The last line is for the docs/ folder, which receives the web site produced by pkgdown. It is commented out as long as the production of the site is done locally, but uncommented if it is entrusted to GitHub Actions (see next section).

5.10 Continuous integration

A package check must be done at each step of the development, which consumes a considerable amount of time. It can be automated very easily with the GitHub Actions service, triggered at each modification of the repository on GitHub. The analysis of the code coverage by tests (which parts of the code are tested or not) will be added.

GitHub is also able to rebuild the package documentation with pkgdown, another resource-consuming operation, after the tests have passed.

Section 6.3.3 details how to do this.

5.11 CRAN

Packages with an audience beyond the author’s circle can be uploaded to CRAN. The rules to respect on CRAN are numerous107. They are checked by the R CMD check command with the -- as.cran option. The check must not return any errors, warnings, or notes before submitting the package.

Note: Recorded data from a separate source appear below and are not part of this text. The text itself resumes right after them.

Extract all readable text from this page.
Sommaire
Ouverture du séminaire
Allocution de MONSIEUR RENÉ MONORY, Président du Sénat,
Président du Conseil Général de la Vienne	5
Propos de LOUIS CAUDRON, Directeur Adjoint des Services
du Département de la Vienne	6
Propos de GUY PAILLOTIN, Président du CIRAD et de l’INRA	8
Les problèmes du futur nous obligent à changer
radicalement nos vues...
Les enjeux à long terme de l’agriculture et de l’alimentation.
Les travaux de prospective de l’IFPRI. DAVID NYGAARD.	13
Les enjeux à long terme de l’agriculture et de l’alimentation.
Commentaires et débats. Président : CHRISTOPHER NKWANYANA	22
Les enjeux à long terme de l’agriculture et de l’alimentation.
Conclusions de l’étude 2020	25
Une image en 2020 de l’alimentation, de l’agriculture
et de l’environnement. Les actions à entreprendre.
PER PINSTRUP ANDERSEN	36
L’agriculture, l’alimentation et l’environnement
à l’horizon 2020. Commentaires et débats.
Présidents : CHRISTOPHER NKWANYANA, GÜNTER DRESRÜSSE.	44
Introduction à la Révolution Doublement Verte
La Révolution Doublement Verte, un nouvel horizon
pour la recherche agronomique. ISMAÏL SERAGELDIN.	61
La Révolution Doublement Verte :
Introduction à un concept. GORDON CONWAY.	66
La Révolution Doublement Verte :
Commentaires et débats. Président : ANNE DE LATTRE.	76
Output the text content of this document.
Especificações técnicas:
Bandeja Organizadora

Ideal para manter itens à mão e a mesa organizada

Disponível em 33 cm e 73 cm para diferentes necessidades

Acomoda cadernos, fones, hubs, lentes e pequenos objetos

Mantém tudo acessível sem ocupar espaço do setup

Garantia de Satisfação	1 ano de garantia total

5.11.1 Testing the package

Verification of the package by GitHub as part of continuous integration is not sufficient. The package must be tested on the development version of R. The R-hub builder108 site allows to do it easily.

The package, which must not be a development version (limited to three numbers, see section 5.2.1), must be built in source format: in the Build window of RStudio, click on “More > Build Source Package”. On the R-hub builder site, click on “Advanced”, select the package source file and the test platform: Debian Linux, R-devel, GCC.

The rhub package allows you to use the same verification platform as the R-hub builder site from RStudio. The first step is to validate your email address with the validate_email() command. Then, just call the check_for_cran() function to run a full verification.

5.11.2 Submission

When the package is ready, submission to CRAN is done through the dedicated web site109.

In case of rejection, process the requests and resubmit after incrementing the version number.

5.11.3 Maintenance

Requests for corrections are sent by CRAN from time to time, especially when the version of R changes. The email address of the package maintainer must remain valid and the requests must be processed quickly. Otherwise, the package is archived.

New versions of the package are submitted in the same way as the first one.